Évaluation par Franlab des quantités de gaz naturel en place au Cameroun (en milliards de m3)
Catégorie | Non associé | Gas cap |
Prouvé | 123 | 39 |
Probable | 30 | 1 |
Possible | 39 | 7 |
16Ces estimations sont reçues avec déception par l’ensemble des associés, la SNH comprise. S. Libock, déclare ainsi la désillusion de la partie camerounaise, « car elle pensait avoir identifié une nouvelle source de revenus pour le développement du Cameroun [25]. » Les quantités de gaz naturel sont en effet en deçà de la projection initiale pour la configuration de l’usine à construire autour de 3 trains [26].
Durée, configuration possible de l’usine et besoin en gaz (en milliards de m3)
Durée | 15 ans | 20 ans |
2 trains | 82 | 110 |
3 trains | 123 | 164 |
Durée, configuration possible de l’usine et besoin en gaz (en milliards de m3)
17Exprimant la position d’Elf, son représentant à ce conseil de gérance suggère alors une modification du projet initial pour l’étaler sur 20 ans, avec la construction d’une usine à 2 trains [27]. Cette vue est suivie par les autres associés et mandat est donné à l’assistant technique pour poursuivre la préparation du projet d’usine à 2 trains pour une durée de 20 ans, mais surtout en essayant de réduire au maximum les coûts d’investissement. Ces expressions de déception sont néanmoins loin de traduire les véritables intentions des partenaires de ce projet : C. Aldebert (Elf) reconnaît quelques mois après ce conseil de gérance que les différentes compagnies ne sont d’ailleurs pas prêtes, même dans ces conditions minimales, à fournir à l’usine de liquéfaction les 5 milliards m3 de gaz naturel nécessaires par an [28].

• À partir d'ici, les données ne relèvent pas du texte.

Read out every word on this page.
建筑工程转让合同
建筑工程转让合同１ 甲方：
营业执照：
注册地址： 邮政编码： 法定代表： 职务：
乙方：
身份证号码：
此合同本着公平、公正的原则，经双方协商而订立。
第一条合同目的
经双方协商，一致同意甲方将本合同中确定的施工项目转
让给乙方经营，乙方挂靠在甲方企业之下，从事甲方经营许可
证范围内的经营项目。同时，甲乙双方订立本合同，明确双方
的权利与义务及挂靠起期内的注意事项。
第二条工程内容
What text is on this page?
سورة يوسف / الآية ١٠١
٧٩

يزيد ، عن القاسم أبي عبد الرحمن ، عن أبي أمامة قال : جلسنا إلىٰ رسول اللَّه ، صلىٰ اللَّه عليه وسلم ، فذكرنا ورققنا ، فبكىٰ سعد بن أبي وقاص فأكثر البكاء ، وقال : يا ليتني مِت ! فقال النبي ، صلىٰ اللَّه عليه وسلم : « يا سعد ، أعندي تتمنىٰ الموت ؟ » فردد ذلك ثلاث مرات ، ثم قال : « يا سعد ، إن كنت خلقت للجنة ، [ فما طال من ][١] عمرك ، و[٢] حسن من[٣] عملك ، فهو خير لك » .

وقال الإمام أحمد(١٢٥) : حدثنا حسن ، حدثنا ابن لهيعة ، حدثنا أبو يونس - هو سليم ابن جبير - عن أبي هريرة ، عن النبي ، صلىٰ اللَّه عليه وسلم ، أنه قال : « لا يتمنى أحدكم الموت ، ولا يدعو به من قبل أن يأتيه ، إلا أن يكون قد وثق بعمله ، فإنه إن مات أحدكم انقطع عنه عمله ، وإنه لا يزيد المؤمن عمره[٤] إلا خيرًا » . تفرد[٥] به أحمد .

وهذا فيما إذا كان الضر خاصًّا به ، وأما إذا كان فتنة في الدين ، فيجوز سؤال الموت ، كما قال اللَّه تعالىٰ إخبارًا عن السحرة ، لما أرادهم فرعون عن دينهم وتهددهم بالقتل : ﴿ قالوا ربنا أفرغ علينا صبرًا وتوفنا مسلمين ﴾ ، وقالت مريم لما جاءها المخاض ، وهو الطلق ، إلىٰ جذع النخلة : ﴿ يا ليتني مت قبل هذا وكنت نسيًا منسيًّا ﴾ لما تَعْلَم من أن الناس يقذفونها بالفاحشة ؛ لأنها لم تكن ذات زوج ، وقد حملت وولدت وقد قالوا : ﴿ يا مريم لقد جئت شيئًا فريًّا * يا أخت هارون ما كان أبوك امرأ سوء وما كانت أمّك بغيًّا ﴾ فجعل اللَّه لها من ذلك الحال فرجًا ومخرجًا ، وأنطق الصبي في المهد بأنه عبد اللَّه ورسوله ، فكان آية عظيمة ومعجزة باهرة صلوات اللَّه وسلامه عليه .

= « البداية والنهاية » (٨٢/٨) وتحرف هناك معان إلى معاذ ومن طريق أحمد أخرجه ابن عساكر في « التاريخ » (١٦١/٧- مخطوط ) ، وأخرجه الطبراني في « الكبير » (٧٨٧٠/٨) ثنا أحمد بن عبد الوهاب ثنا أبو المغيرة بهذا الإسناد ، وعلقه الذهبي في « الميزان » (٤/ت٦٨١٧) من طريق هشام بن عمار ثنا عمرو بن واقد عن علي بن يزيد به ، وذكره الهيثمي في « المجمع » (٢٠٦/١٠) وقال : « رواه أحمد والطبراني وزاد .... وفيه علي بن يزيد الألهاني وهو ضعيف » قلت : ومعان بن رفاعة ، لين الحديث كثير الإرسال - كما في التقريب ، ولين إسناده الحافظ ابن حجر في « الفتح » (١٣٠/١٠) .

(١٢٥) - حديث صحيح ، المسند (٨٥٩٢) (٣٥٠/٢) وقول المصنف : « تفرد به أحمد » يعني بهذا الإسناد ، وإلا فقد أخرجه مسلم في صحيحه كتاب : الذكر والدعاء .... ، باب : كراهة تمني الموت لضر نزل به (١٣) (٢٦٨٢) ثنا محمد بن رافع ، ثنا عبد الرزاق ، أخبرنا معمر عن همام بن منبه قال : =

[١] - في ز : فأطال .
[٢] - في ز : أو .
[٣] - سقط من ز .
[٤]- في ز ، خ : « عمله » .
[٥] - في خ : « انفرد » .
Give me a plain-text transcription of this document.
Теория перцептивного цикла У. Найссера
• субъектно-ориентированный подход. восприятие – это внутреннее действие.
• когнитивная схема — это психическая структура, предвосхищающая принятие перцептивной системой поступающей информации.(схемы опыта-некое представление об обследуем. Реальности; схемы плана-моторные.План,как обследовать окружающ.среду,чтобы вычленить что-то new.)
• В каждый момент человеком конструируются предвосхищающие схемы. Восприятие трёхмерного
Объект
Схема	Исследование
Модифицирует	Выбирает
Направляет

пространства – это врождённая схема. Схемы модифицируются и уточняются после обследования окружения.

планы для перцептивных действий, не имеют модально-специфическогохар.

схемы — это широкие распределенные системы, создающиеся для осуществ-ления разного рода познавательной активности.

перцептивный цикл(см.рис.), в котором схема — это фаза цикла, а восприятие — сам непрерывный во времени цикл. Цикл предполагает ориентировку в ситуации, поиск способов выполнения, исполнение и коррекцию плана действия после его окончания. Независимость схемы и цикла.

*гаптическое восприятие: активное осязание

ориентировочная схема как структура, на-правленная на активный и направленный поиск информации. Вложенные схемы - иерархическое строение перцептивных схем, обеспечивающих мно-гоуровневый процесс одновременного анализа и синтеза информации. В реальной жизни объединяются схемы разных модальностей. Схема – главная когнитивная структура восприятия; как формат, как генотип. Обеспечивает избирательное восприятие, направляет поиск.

18Le volume de gaz à prendre en compte dans le projet d’usine de liquéfaction au Cameroun a ainsi constitué l’un des premiers sujets de discussion entre Elf, Mobil, Pecten, SNH et Total. Les estimations volumétriques rendues en 1982 lèvent l’ambiguïté sur cette question. Sans voiler leur déception, les associés adoptent à cet égard des modifications de la structure initiale du projet, faisant ainsi preuve d’une certaine flexibilité qui renseigne sur ce que l’information géologique obtenue permet alors de déterminer la probabilité de succès du projet. La question de son financement se pose alors, impliquant les négociations sur le mode d’association.
Les discussions sur les risques politiques
19Les PVD sont souvent perçus comme versatiles par les investisseurs. Les accords avec eux ont tendance à changer, mettant en danger les investissements étrangers entre autres. Le risque politique renvoie ainsi à la probabilité qu’une action politique influence le monde des affaires au point de mettre en péril les investissements de portefeuille ainsi que leur rentabilité [29]. Pour la compagnie anglo-néerlandaise Shell, qui a conçu le modèle Assessment of Probabilities/Subjective Probabilities Assigned to Investment Risks (APRO/SPAIR), le risque politique est la possibilité de ne pas maintenir un contrat pendant 10 années en raison de circonstances économiques et politiques changeantes [30]. Son évaluation porte notamment sur le régime fiscal applicable, sur la stabilité du contrat avec l’État et sur les possibilités d’accès aux financements [31]. L’objectif de cette partie est de déterminer l’importance de l’évaluation de ce type de risques dans les négociations pour la production de GNL au Cameroun.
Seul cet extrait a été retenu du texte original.